Are the Maths Commerce MSBSHSE solutions for Class 12 updated for the new 50% competency-based exam pattern?

Yes, our experts have revised the Maharashtra Board Class 12 Maths Part 1 Chapter 2 Matrices Miscellaneous Solutions as per 2026 exam pattern. All textbook exercises have been solved and have added explanation about how the Maths Commerce concepts are applied in case-study and assertion-reasoning questions.

How do these Class 12 MSBSHSE solutions help in scoring 90% plus marks?

Toppers recommend using MSBSHSE language because MSBSHSE marking schemes are strictly based on textbook definitions.
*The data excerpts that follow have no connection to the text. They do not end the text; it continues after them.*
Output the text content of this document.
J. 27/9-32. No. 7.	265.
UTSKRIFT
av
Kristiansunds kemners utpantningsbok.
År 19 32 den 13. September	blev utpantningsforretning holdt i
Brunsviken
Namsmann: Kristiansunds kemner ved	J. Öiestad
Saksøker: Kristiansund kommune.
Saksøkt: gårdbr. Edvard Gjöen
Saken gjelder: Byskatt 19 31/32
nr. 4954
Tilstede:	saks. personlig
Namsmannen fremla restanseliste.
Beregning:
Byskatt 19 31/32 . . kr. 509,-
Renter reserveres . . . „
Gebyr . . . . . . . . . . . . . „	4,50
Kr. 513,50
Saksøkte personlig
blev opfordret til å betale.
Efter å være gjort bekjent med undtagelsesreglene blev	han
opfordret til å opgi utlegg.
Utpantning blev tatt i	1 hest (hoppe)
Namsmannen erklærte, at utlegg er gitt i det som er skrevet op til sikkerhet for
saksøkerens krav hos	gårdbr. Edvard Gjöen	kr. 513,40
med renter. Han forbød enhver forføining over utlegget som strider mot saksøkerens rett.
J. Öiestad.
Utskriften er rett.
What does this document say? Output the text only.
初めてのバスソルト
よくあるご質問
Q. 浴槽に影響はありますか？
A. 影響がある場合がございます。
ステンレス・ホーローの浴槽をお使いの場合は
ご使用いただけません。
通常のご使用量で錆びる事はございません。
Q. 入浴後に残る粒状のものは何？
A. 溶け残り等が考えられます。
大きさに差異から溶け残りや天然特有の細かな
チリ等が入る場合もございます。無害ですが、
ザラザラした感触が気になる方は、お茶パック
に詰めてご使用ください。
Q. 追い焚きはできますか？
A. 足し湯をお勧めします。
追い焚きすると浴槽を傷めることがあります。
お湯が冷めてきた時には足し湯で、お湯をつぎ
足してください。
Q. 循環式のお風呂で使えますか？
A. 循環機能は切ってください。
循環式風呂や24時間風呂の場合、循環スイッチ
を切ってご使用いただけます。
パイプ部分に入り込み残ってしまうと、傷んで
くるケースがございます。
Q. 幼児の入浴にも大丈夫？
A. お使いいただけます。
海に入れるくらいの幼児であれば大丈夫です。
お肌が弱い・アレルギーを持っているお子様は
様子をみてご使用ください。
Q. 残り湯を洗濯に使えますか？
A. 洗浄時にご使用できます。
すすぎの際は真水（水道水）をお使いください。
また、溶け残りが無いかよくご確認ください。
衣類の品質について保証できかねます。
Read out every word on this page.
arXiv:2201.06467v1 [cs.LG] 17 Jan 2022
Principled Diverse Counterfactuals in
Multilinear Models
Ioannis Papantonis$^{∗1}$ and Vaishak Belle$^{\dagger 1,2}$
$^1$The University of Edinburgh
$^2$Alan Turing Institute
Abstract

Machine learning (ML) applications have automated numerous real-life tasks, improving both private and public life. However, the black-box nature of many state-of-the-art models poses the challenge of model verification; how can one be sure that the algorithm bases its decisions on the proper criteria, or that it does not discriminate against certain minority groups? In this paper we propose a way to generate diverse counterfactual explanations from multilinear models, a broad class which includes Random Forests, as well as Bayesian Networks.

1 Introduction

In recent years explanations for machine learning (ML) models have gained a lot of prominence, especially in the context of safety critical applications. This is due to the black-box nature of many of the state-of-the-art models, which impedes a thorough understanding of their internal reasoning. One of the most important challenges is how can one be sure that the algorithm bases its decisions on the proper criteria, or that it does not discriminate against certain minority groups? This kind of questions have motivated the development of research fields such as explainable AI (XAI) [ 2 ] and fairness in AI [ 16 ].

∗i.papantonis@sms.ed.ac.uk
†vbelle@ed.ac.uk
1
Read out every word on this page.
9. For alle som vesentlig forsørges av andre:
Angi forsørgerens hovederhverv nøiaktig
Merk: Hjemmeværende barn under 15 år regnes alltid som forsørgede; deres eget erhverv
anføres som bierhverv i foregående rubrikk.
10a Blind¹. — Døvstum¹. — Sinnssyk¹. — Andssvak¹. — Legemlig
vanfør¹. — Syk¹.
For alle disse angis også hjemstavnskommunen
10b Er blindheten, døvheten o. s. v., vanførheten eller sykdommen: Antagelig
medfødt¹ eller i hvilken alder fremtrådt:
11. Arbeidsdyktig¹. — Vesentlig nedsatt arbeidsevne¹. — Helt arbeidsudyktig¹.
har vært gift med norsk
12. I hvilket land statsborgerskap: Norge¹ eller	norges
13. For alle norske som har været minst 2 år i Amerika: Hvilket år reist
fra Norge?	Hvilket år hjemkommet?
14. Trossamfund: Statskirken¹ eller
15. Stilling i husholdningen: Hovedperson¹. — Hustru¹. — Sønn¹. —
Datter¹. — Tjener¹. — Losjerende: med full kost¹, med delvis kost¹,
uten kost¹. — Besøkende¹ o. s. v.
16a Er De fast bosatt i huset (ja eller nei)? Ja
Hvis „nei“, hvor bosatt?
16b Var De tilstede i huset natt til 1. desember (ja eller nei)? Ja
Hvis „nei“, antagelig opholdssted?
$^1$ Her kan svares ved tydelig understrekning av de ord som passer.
Our Maharashtra Board Class 12 Maths Part 1 Chapter 2 Matrices Miscellaneous Solutions will help students to get full marks in the theory paper.

Do you offer Maharashtra Board Class 12 Maths Part 1 Chapter 2 Matrices Miscellaneous Solutions in multiple languages like Hindi and English?

Yes, we provide bilingual support for Class 12 Maths Commerce. You can access Maharashtra Board Class 12 Maths Part 1 Chapter 2 Matrices Miscellaneous Solutions in both English and Hindi medium.

Is it possible to download the Maths Commerce MSBSHSE solutions for Class 12 as a PDF?

Yes, you can download the entire Maharashtra Board Class 12 Maths Part 1 Chapter 2 Matrices Miscellaneous Solutions in printable PDF format for offline study on any device.